Burnout is neither the fault of the person nor their environment, but there are times when both can make burnout more prevalent. People who struggle with their worthiness for self-care have a harder time avoiding burnout. Environments where there is high stress and low recognition of results make it easier to fall into burnout. Some environments are simply not a good match for people and therefore are toxic to them – and cause them to burn out at a much higher rate.
What is Toxic?
Toxic is poisonous. Toxic environments make it harder for an organism – or in this case, a person – to live. The challenge with such a sweeping term as “toxic” is that a set of conditions can be toxic for one organism and life-giving for another. For instance, if you water a cactus like you water a tropical plant, you’ll kill it. The conditions that are good for one are not good for the other.
For people with food allergies, the presence of that food is toxic.

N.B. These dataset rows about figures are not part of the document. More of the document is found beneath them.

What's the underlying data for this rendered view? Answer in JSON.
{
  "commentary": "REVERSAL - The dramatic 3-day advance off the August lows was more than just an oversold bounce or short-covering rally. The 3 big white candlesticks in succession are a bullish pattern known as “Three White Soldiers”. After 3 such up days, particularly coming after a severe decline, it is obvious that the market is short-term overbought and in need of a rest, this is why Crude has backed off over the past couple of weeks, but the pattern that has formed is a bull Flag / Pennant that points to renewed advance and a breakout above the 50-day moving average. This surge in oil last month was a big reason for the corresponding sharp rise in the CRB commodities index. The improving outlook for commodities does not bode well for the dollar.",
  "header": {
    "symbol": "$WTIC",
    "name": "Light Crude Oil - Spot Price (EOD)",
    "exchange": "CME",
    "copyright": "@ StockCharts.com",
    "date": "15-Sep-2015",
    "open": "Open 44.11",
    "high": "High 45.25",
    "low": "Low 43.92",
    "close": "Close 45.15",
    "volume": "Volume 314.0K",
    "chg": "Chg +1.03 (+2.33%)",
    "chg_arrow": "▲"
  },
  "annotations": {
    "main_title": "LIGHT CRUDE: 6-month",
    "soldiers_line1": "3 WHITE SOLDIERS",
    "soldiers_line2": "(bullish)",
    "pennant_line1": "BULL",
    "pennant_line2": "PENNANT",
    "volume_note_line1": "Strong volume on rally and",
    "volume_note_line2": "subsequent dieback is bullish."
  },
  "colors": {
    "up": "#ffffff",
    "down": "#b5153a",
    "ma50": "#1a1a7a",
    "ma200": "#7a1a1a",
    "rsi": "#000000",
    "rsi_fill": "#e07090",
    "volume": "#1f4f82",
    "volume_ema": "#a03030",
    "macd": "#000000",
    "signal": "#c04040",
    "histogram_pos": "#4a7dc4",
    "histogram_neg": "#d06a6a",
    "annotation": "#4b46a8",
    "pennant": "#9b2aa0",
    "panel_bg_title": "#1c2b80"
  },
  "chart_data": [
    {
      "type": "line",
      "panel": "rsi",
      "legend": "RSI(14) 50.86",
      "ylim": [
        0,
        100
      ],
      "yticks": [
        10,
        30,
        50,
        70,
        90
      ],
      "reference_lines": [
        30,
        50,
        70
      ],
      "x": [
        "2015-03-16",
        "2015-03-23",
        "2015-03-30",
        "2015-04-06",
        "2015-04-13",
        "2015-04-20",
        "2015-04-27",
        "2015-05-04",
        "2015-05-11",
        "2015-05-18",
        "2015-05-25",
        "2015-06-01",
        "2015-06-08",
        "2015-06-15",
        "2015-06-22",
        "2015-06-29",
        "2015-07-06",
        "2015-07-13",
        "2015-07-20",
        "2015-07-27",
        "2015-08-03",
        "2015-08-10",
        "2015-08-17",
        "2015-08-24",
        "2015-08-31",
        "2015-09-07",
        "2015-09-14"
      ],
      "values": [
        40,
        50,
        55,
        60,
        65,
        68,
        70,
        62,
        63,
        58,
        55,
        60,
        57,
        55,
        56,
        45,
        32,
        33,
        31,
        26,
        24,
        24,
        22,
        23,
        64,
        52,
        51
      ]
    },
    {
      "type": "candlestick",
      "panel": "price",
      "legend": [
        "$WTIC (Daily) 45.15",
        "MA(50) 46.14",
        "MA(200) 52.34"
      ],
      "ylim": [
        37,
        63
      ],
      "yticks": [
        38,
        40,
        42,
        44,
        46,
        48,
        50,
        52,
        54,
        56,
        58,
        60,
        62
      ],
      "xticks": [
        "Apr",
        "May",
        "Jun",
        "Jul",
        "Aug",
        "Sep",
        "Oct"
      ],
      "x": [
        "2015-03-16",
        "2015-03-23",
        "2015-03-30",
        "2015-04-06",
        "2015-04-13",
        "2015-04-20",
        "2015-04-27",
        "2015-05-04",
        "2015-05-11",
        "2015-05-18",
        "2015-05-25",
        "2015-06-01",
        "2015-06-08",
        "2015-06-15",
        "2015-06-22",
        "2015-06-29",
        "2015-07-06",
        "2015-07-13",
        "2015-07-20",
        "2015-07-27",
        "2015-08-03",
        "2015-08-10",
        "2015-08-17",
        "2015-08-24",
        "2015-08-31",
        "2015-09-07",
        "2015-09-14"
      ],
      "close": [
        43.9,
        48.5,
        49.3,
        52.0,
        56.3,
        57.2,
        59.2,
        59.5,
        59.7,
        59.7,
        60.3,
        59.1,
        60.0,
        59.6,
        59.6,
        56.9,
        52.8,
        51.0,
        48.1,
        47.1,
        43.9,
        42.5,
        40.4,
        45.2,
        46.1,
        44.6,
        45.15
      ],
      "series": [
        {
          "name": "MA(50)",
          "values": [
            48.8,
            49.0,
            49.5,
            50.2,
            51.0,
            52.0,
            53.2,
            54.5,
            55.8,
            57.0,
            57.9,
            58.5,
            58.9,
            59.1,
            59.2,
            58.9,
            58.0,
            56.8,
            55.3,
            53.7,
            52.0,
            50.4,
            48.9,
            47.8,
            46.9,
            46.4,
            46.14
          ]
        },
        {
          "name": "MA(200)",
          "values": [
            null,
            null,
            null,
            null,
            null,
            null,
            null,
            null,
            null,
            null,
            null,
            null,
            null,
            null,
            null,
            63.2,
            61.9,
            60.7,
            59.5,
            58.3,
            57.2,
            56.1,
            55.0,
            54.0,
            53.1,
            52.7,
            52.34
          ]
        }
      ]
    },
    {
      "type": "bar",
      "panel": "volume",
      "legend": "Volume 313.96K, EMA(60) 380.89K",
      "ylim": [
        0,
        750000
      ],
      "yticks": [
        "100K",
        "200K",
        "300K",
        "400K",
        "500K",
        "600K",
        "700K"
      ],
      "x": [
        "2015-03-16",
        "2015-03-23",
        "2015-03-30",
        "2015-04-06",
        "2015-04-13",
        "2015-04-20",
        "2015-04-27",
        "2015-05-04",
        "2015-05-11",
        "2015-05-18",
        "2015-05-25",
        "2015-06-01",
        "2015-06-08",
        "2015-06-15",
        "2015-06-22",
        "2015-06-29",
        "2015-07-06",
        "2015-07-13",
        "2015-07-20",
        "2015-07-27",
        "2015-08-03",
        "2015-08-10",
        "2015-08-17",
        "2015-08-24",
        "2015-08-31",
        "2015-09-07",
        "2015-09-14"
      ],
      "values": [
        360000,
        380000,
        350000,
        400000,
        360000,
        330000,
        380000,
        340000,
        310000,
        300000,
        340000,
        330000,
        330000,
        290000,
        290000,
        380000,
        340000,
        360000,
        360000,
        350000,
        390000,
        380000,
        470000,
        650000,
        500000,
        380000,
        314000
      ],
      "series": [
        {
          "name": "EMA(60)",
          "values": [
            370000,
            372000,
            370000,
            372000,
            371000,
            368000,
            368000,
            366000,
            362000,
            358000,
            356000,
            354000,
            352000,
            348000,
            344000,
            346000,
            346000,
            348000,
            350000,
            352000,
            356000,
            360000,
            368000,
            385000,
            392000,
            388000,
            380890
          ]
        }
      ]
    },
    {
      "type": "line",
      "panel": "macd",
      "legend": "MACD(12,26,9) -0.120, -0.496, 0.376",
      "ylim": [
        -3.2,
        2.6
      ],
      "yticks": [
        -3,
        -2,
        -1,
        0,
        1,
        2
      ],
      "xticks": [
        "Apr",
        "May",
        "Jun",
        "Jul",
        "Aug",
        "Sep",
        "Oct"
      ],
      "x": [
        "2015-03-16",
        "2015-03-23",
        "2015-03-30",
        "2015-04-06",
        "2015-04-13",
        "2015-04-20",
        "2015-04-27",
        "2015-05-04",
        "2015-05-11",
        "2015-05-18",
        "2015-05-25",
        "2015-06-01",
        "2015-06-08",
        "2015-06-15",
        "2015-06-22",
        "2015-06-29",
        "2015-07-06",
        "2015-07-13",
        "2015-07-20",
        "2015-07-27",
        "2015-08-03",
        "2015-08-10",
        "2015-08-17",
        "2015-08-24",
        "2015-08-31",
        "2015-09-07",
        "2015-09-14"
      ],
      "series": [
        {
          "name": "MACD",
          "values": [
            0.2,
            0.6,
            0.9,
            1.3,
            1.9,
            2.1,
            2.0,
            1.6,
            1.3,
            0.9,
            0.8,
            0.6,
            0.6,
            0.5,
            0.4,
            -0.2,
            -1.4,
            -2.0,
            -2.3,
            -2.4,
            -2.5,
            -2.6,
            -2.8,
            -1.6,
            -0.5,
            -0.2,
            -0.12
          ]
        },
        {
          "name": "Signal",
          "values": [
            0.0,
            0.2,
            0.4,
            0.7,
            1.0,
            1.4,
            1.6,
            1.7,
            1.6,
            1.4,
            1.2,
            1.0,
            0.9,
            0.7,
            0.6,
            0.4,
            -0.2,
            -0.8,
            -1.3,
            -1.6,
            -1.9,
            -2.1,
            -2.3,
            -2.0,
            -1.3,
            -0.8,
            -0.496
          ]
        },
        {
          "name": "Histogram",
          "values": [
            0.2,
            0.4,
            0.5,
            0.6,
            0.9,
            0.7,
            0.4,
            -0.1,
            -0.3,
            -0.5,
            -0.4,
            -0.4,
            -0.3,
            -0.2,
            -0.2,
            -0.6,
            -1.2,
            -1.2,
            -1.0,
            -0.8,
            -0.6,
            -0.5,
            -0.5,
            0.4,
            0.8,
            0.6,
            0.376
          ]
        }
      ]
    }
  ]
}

From peanut allergies to gluten allergies, what is life-giving for some can be toxic to others. Toxicity isn’t a universal thing that applies to every person.
Certainly, there are some environments where there are few organisms that can survive. These environments deserve the moniker of “toxic” even though some organisms thrive. Just because it’s a toxic environment does not mean that there will not be some people that thrive in it. We’ve all seen people who thrive in high-stress, high-confrontation environments in which most people don’t survive.
Burnout Conditions
Burnout is defined by exhaustion, cynicism, and inefficacy. Certainly, toxic environments can test your endurance and encourage feelings of exhaustion. More challenging is the feeling of inefficacy that allow burnout to flourish. Toxic environments may be as simple as depriving people of their results so they can’t see their efficacy – or they may interfere with getting results.
Burnout is simply a lack of feeling like you have any personal agency left – inefficacy. You can fill that sense of personal agency by getting and seeing your results, with the support you receive and are willing to accept from others, and from the self-care that you do. Some toxic environments work by blocking the avenues to self-care as well.
Sometimes it’s not that we’re not filling our personal agency, it’s that the demands of the environment are too great, and we don’t know how to adjust the valve on our demands to protect our personal agency reserves. It’s certainly possible for environments to place demands on us, but, more frequently, our presence in a toxic environment causes us to place unreasonable demands on ourselves.
Surviving a Toxic Environment
What we learn from organisms that thrive in toxic environments is that the secret is to find a way to protect yourself from the aspects of the environment that are toxic. Learning how to protect yourself from overwhelming demands or how to see and accept the results you’re getting – or even learning how to get support from others in difficult environments – can convert a toxic environment to one in which you can thrive.
Consider for a moment H. pylori, the bacteria that causes ulcers in the presence of stress. It lives its life in the toxic environment of the stomach that’s literally designed to break down food for digestion. Because of the protection it has against the stomach acids, it can survive and thrive in an environment that is toxic to most other organisms.
Learning to develop our protections against toxic environments can neutralize them, just like our body protects our stomach lining so that it can do its job.